Gov. Patrick, a VIP at Evergreen’s 2008 ribbon cutting, was heavily criticized by his rivals in 2010 for providing so much public aid to a company during tight fiscal times.

The Evergreen closing will eliminate 800 jobs in the commonwealth, the Globe reported.

This reminds me of the Liberal government in Ontario, Canada – they wasted tons of money on green energy as well, and since the province owns the electricity company (Ontario Hydro), all the people have to pay double what they were paying before the green energy initiatives.
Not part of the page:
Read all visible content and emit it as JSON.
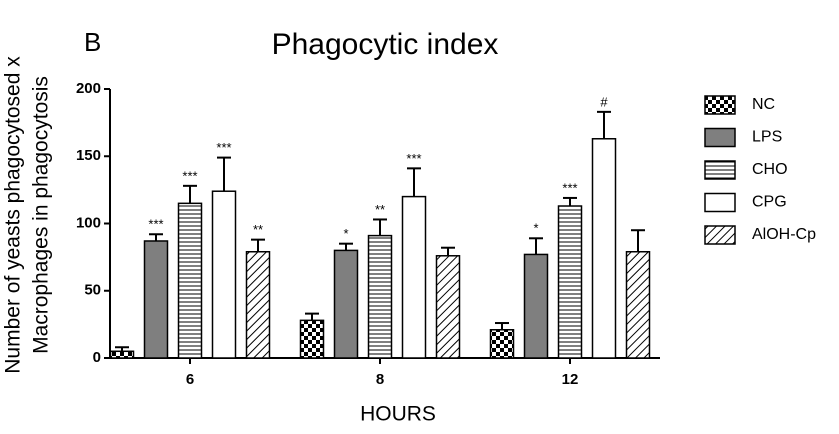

Obama raises gas prices by choking oil supply

Meanwhile, at the federal level, Obama is raising gas prices to appease his environmentalist faction. (H/T ECM)

Excerpt:

For the past nine months, Pres. Barack Obama has unilaterally taken steps that will lead to higher gas prices for struggling consumers, and fewer jobs and economic growth for our nation. Now Obama’s handpicked oil-spill commission (made up of environmentalists and political allies) has recommended more steps that will take us farther down that path of needless economic chaos — and, unsurprisingly, President Obama has responded to this report by looking into additional unilateral actions he can take outside the oversight of Congress.

The commission report took its cues from President Obama, calling for more regulation, more government control, and less drilling.

[…]But the Obama commission apparently failed to consider the impact of reforms on taxpayers and on our energy industry. While the commission correctly included a focus on risk-based assessment for all individual offshore activities and operations, they spent entirely too much time appeasing environmental activists with proposals for ways to slow the industry down, like expanding the time it takes for a lease application to be reviewed and recommending a vast amount of new industry-wide regulations.

This is exactly what President Obama aims to do: slow down or stop entirely the drilling of fossil fuels in the U.S., raise the price of existing and new supply wherever it comes from, and use unilateral executive-branch action to make gas so expensive that alternative energy sources will become viable dollar-to-dollar.

Do you see now why people shouldn’t vote for the best looking or youngest candidate? It actually matters who the President is – because the President’s decisions affect the prices of the things you use every day.

That is why making voting decisions based on emotions and happy-clappy talk about helping the poor and helping the environment is such a bad idea. It’s anti-marriage and anti-family. If the government is taking people’s money and wasting it, then people can’t afford marriage and children. The people who whine the most about men not wanting to marry fail to see that it is exactly these feel-good policies that made marriage and parenting UNAFFORDABLE. Either vote based on emotions, or vote for family. There is no third way.

Either the government spends the worker’s money, or the worker spends his own money. What is it going to be? Either policy is meant to make us congratulate ourselves on our moral superiority, or it is meant to enable us to afford to do what we ought to do – marry and raise children. What is it going to be?